Cet accord a pour objectifs :
de mettre en place le télétravail en adaptant celui-ci aux contraintes de l’organisation de l’entreprise et en assurant aux salariés concernés l’exécution de leurs fonctions dans les meilleures conditions de travail possible,
de répondre à la demande des salariés qui souhaiteraient bénéficier d’une telle organisation du travail,
d’améliorer l’équilibre entre travail et vie privée des salariés,
de limiter les trajets entre le domicile et l’entreprise,
Il s’inscrit dans la lignée de l’Accord National Interprofessionnel du 19 juillet 2005, de la loi du 22 mars 2012 relative au télétravail, des ordonnances Macron du 22 septembre 2017 et de la loi de ratification du 29 mars 2018 et de l’Accord National Interprofessionnel du 26 novembre 2020 étendu par arrêté du 2 avril 2021.
La mise en oeuvre d’une organisation en télétravail relève de l’intérêt conjoint des collaborateurs et de la Direction et doit tenir compte des évolutions de l’organisation du travail. Le télétravail repose sur le principe fondamental de confiance entre la société et les collaborateurs.
C’est dans ce cadre que la Direction et les partenaires sociaux ont engagé des négociations afin d’élaborer le présent accord visant à définir les modalités du télétravail au sein de la société EFFBE FRANCE. A la suite de deux réunions qui se sont tenues les 14 juin 2022 et 20 juin 2022, les parties signataires se sont mises d’accord sur les dispositions suivantes :
SOMMAIRE
Article 1 – Champ d’application, définitions et durée du télétravail
– Champ d’application
1.2 – Définitions et durée du télétravail
Article 2 – Conditions d’éligibilités
2.1 – Critères d’éligibilité au télétravail 2.1.1 – Contrat de travail 2.1.2 – Poste de travail
Article 3 – Lieu, environnement et conditions d’exercice du télétravail
3.1 – Lieu d’exercice principal du télétravail 3.2.1 – Espace dédié au télétravail 3.2.2 – Assurance 3.2.3 – Matériel de travail 3.2.4 – Protection des données informatique
Article 4 – Mise en place du télétravail
4.1 – Mise en place d’un commun accord 4.2 – Conditions de retour à une exécution du contrat de travail sans télétravail 4.3 – Suspension du télétravail 4.4 – Circonstances exceptionnelles - Recours de droit au télétravail
Article 5 – Organisation du télétravail
5.1 – Jours de télétravail 5.2 – Temps de travail 5.3 – Charge de travail 5.4 – Droit à la déconnexion 5.5 – Droits et obligations du télétravailleur 5.6 – Accident – maladie
Article 6 – Modalités d’application de l’accord
6.1 – Date d’entrée en application 6.2 – Durée de l’accord 6.3 – Notification et dépôt 6.4 – Suivi de l’accord 6.5 – Révision de l’accord 6.6 – Dénonciation de l’accord
Article 1 – Champ d’application et définitions
1.1 – Champ d’application
Le présent accord s’applique à l’établissement de Habsheim (68440) et à l’établissement de Brie-Comte-Robert (77170).

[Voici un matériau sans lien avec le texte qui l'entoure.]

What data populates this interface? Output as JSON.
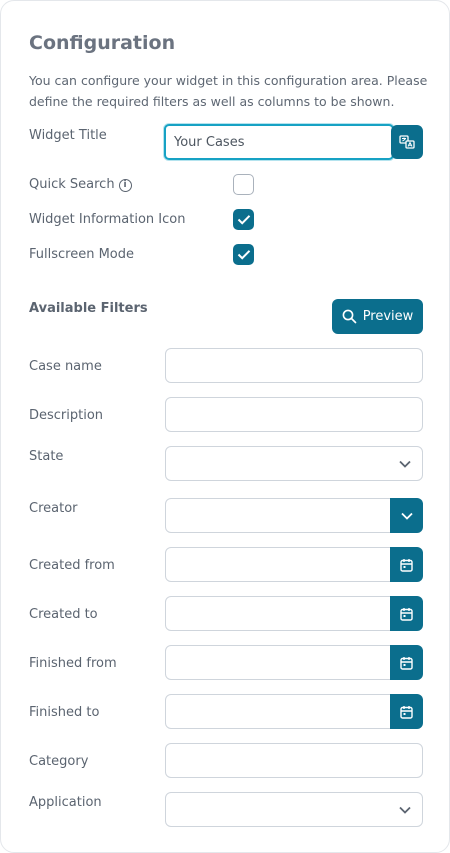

1.2 – Définitions et durée du télétravail
L’article L.1222-9 du Code du travail définit le télétravail comme étant
« toute forme d'organisation du travail dans laquelle un travail qui aurait également pu être exécuté dans les locaux de l'employeur est effectué par un salarié hors de ces locaux de façon volontaire en utilisant les technologies de l'information et de la communication ».
Le télétravailleur désigne tout salarié de l’entreprise qui effectue du télétravail. Il peut être également désigné « travailleur à distance ».
Au sein de la société EFFBE FRANCE, le télétravail à domicile peut être exercé comme suit :
Salarié à temps plein (100%) et forfait jours temps plein + salariés à temps partiel (minimum 80%) et forfait jours réduits (minimum 173 jours par an): maximum une journée par semaine ou deux demi-journées par semaine, sans cumul ni report.
La fixation de la journée télétravaillée est déterminée avec le Responsable de service, en fonction des contraintes du service et du rythme des autres télétravailleurs.
Article 2 – Salariés éligibles au télétravail
2.1 – Critères d’éligibilité au télétravail
Le télétravail n’est pas ouvert à des postes incompatibles avec ce mode d’organisation. Ainsi, ne peuvent pas être éligibles notamment les postes qui requièrent de façon permanente une présence physique dans les locaux ou l’utilisation de matériel présent dans les locaux.
La décision de passage en télétravail dépend de la capacité du service ou de l’équipe à adapter son organisation à cette évolution. Les relations de travail doivent être maintenues entre le télétravailleur, sa hiérarchie, son équipe, et ses interlocuteurs réguliers. Les parties soulignent l’importance d’entretenir un lien social entre les salariés et une cohésion d’équipe.
La Direction rappelle que le télétravail ne devra jamais nuire à la continuité de l’activité de l’entreprise ou du service, laquelle demeure la priorité.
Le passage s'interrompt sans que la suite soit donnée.